Techniques de rechargement de votre arme de poing

Pour le tireur récréatif, le rechargement d’une arme de poing n’est pas une grande préoccupation, mais pour le tireur de compétition ou défensif, c’est une compétence essentielle. Une arme vide peut coûter une allumette à un tireur de compétition et la vie à un tireur de compétition. C’est pourquoi une réflexion approfondie et une pratique diligente doivent être consacrées au rechargement aussi efficace que possible.

L’un des principaux avantages d’un pistolet semi-automatique par rapport à un revolver est la plus grande capacité de munitions du premier. Non seulement le rechargement est moins fréquent avec un pistolet, mais il est aussi généralement plus facile et plus rapide, car un pistolet nécessite simplement le rechargement d’un chargeur et la fermeture de la culasse. Mais les revolvers ont toujours été des outils de défense populaires, il faut donc savoir comment les recharger le plus efficacement possible.

Avec un revolver à double action, il faut faire pivoter le barillet, charger les balles dans chaque chambre (généralement cinq ou six), puis fermer le barillet. Recharger un revolver une cartouche à la fois est absurdement lent, il vous faudra donc quelque chose pour vous permettre de charger plusieurs cartouches simultanément.

Le dispositif de rechargement le plus courant pour un revolver est un speedloader, qui est conçu pour contenir en toute sécurité le nombre prescrit de cartouches. Une fois que les douilles vides sont éjectées des chambres du barillet du revolver, le speedloader est aligné avec les chambres du barillet et une poussée ou une torsion (selon le type) libère les cartouches pour remplir chaque chambre du barillet.

Non seulement le speedloader permet des rechargements beaucoup plus efficaces, mais il contient également vos cartouches pour un stockage plus facile et un accès plus rapide. Vous pouvez transporter un ou plusieurs speedloaders dans une pochette montée sur une ceinture ou dans la poche d’un pantalon.

Avoir un speedloader est une chose, mais pouvoir l’utiliser pour recharger rapidement son revolver en est une autre. Voici un aperçu de quelques-unes des nombreuses techniques développées pour le rechargement avec un speedloader.

Lorsque j’ai fréquenté l’école de police en 1996, nous utilisions des pistolets semi-automatiques. Cependant, quelques années auparavant, lors de la formation des agents de la paix de réserve, nous nous entraînions exclusivement avec des revolvers. La technique qui m’a été enseignée pour le rechargement s’appelait la méthode du FBI. Elle est exécutée comme suit (pour un tireur droitier).

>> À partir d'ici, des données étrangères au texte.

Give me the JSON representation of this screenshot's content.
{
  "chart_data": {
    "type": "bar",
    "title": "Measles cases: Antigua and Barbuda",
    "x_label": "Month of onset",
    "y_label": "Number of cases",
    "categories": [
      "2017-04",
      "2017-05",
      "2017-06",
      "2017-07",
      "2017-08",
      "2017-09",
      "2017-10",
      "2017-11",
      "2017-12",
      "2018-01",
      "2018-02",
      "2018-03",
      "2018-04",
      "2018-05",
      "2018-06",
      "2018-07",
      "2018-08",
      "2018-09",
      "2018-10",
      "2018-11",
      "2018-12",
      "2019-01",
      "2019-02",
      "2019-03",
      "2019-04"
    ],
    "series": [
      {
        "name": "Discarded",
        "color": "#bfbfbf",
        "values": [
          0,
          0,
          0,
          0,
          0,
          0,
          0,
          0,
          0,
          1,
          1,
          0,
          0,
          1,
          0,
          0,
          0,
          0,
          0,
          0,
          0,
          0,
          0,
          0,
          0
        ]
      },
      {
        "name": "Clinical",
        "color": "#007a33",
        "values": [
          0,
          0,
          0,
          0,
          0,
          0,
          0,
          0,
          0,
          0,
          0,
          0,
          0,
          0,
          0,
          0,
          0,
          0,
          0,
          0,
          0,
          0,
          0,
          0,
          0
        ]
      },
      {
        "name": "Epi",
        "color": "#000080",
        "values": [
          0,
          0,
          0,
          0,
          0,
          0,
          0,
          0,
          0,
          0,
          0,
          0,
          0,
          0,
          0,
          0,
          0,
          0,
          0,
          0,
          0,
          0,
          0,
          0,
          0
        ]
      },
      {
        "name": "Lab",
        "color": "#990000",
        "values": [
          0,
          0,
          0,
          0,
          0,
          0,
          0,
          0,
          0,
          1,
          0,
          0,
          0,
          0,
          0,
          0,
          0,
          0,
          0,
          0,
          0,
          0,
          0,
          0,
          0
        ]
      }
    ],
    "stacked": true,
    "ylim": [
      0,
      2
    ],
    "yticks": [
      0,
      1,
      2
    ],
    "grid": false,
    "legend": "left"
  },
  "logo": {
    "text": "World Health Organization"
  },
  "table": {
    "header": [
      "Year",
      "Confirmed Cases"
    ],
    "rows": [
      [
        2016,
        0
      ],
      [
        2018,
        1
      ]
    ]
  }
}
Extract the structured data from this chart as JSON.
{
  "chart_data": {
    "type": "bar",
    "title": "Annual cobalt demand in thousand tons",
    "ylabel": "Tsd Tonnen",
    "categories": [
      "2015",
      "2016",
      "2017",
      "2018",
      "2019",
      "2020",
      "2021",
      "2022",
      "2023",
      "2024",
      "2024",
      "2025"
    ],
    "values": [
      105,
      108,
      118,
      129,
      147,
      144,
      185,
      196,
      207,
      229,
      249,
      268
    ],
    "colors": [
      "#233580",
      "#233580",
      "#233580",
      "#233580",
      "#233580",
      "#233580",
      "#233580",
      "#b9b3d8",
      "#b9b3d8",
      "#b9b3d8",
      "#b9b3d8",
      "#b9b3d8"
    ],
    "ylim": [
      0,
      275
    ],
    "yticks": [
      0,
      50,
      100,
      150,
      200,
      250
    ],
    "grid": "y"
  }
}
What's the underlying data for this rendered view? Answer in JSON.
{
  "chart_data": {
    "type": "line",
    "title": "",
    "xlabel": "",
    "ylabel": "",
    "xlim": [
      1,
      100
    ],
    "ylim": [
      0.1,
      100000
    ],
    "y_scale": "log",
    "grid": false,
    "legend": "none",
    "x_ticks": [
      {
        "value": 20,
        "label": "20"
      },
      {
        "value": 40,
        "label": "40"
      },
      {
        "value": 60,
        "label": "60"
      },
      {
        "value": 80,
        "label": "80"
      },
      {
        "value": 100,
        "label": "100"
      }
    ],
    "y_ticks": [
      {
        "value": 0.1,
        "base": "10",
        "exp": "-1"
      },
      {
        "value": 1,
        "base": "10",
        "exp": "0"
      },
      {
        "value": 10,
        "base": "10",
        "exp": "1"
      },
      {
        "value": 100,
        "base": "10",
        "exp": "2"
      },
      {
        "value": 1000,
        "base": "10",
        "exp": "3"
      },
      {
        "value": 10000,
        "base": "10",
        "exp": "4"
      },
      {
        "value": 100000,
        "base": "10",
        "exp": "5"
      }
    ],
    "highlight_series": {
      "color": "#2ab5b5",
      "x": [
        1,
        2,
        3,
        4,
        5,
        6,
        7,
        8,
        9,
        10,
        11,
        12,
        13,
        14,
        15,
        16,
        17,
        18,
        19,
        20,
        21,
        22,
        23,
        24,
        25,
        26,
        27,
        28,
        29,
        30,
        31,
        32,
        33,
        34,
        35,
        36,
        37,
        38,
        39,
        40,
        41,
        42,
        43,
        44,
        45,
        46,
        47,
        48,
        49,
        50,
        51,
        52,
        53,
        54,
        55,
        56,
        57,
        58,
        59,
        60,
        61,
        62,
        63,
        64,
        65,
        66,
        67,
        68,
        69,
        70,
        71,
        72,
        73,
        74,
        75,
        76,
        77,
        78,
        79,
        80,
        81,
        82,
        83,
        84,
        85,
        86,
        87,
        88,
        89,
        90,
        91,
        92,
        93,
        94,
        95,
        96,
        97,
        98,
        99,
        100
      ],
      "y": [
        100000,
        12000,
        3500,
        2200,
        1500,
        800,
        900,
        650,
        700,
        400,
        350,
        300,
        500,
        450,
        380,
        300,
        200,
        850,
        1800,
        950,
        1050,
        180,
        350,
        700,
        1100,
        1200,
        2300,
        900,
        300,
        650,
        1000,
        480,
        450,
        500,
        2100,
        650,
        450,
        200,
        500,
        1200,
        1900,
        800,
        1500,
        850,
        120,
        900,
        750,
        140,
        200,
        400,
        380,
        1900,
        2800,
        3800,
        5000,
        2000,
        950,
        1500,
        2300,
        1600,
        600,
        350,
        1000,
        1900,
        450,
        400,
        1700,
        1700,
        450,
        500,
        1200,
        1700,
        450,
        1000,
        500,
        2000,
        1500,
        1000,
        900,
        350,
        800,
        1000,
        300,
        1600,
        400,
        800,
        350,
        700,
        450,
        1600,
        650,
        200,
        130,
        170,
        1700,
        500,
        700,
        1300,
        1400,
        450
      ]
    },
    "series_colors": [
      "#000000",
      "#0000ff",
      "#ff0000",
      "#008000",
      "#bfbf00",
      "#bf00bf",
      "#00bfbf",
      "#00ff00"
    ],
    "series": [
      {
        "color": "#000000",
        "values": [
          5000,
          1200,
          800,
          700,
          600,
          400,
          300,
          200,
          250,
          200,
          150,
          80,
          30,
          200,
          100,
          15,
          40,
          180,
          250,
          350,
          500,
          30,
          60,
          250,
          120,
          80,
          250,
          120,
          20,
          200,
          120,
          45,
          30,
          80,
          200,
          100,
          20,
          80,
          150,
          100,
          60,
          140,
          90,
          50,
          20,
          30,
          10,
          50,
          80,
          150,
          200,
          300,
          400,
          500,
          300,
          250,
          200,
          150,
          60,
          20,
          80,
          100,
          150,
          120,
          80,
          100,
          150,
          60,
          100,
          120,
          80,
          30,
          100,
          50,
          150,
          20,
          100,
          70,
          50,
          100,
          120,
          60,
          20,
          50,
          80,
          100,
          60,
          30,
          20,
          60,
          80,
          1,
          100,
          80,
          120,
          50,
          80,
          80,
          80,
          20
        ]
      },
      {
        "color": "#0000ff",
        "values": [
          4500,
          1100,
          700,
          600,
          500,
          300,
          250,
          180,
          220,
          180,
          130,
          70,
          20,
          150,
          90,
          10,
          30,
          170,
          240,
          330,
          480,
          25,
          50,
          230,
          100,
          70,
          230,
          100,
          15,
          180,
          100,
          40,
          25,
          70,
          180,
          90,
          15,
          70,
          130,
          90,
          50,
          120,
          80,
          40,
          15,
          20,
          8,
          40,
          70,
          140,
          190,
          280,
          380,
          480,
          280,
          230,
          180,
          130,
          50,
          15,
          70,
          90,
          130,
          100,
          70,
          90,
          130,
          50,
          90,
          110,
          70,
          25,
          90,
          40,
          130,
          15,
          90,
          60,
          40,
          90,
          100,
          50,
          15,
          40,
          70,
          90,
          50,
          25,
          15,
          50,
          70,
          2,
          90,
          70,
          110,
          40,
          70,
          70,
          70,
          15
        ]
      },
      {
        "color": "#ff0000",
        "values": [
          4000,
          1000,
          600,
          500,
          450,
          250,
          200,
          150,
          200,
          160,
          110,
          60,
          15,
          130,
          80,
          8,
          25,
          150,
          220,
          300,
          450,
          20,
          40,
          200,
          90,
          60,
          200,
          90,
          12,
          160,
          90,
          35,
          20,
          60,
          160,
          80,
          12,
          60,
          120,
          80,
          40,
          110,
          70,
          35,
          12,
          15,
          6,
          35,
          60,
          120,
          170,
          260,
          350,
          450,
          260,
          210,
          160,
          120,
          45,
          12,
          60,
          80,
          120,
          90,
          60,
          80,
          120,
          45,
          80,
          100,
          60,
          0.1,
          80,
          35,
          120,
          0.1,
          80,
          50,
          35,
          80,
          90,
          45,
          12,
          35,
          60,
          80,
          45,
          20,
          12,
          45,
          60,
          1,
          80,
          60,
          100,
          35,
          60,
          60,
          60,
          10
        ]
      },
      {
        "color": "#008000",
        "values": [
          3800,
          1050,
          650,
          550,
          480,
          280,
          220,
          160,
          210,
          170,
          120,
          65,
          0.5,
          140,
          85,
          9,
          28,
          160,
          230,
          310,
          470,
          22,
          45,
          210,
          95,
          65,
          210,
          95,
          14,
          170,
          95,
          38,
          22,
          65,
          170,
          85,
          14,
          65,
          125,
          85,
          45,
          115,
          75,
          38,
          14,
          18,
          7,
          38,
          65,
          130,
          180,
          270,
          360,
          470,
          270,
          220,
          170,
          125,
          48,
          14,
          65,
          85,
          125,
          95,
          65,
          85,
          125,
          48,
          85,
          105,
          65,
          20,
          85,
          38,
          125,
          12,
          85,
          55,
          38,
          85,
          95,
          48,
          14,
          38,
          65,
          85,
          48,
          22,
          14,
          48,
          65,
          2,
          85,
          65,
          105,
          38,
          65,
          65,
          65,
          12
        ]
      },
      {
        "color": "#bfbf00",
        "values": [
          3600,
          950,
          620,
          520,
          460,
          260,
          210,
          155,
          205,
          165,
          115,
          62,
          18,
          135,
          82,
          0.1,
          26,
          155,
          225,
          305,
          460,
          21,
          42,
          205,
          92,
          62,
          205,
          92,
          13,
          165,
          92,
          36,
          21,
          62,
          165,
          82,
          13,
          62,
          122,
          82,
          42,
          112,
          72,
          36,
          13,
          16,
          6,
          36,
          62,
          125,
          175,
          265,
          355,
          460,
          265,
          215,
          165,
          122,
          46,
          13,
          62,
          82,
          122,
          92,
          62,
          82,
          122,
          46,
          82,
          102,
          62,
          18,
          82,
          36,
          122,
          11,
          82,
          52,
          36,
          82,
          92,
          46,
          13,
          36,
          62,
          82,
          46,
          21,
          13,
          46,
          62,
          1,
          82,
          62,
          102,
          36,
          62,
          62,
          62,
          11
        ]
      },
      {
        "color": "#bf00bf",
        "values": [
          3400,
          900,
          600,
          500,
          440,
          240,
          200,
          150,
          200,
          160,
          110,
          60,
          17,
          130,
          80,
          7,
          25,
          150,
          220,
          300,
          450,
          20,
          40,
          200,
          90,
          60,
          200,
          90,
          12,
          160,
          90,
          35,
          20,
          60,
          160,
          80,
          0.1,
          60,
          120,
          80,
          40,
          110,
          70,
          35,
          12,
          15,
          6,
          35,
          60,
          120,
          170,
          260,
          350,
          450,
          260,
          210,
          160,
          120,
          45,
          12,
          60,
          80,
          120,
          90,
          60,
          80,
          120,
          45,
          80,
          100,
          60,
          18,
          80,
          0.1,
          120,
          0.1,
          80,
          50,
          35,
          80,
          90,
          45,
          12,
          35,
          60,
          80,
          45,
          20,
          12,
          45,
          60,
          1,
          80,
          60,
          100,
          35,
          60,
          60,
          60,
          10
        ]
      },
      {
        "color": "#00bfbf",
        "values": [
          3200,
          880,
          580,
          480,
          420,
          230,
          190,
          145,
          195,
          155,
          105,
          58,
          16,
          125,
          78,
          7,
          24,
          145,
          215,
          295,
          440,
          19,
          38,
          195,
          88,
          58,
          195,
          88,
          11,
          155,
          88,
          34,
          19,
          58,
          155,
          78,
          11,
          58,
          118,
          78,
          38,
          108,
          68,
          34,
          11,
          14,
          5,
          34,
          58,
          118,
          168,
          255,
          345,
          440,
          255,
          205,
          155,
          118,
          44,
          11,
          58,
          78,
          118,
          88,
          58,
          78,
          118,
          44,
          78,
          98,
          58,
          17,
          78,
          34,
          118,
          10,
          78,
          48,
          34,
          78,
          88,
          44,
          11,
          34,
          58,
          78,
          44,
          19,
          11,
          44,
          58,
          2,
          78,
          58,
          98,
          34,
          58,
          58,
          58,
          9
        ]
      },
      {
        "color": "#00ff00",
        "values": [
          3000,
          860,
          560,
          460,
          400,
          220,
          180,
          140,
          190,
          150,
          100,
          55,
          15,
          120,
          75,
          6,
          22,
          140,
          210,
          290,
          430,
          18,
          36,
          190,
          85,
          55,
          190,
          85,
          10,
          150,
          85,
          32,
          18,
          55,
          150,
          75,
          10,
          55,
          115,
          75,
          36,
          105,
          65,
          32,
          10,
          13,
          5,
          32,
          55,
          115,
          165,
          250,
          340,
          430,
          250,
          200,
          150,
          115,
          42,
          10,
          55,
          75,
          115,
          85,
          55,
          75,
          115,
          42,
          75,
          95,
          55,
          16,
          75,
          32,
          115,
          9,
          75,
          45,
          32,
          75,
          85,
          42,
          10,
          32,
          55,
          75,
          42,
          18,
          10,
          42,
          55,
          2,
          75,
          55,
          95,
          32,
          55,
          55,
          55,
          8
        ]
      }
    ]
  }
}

Après avoir vidé le revolver, le pouce droit active le déblocage du barillet. Le bout du majeur et de l’annulaire de la main gauche force l’ouverture du barillet. La bouche est alors orientée vers le haut et le pouce gauche appuie sur la tige d’éjection pour libérer les douilles vides. Ensuite, le museau est orienté vers le bas pour exposer les chambres vides du cylindre. La main droite acquiert le speedloader et charge le cylindre. Enfin, le pouce gauche ferme le cylindre et l’arme est prête à tirer.

Cette technique du FBI fonctionne assez bien, mais elle présente quelques inconvénients. Comme elle ne repose que sur l’effet de levier généré par le pouce sur la tige d’éjection, les douilles vides peuvent ne pas s’éjecter complètement. Il peut être nécessaire de repêcher les douilles vides pour vider les chambres, ce qui ralentit considérablement le processus de rechargement. Un autre problème est qu’elle place le poignet à un angle gênant et rend difficile l’orientation verticale de l’arme. Si la bouche n’est pas orientée vers le sud, vous allez perdre la bataille contre la gravité en essayant de transférer les cartouches du speedloader dans les chambres.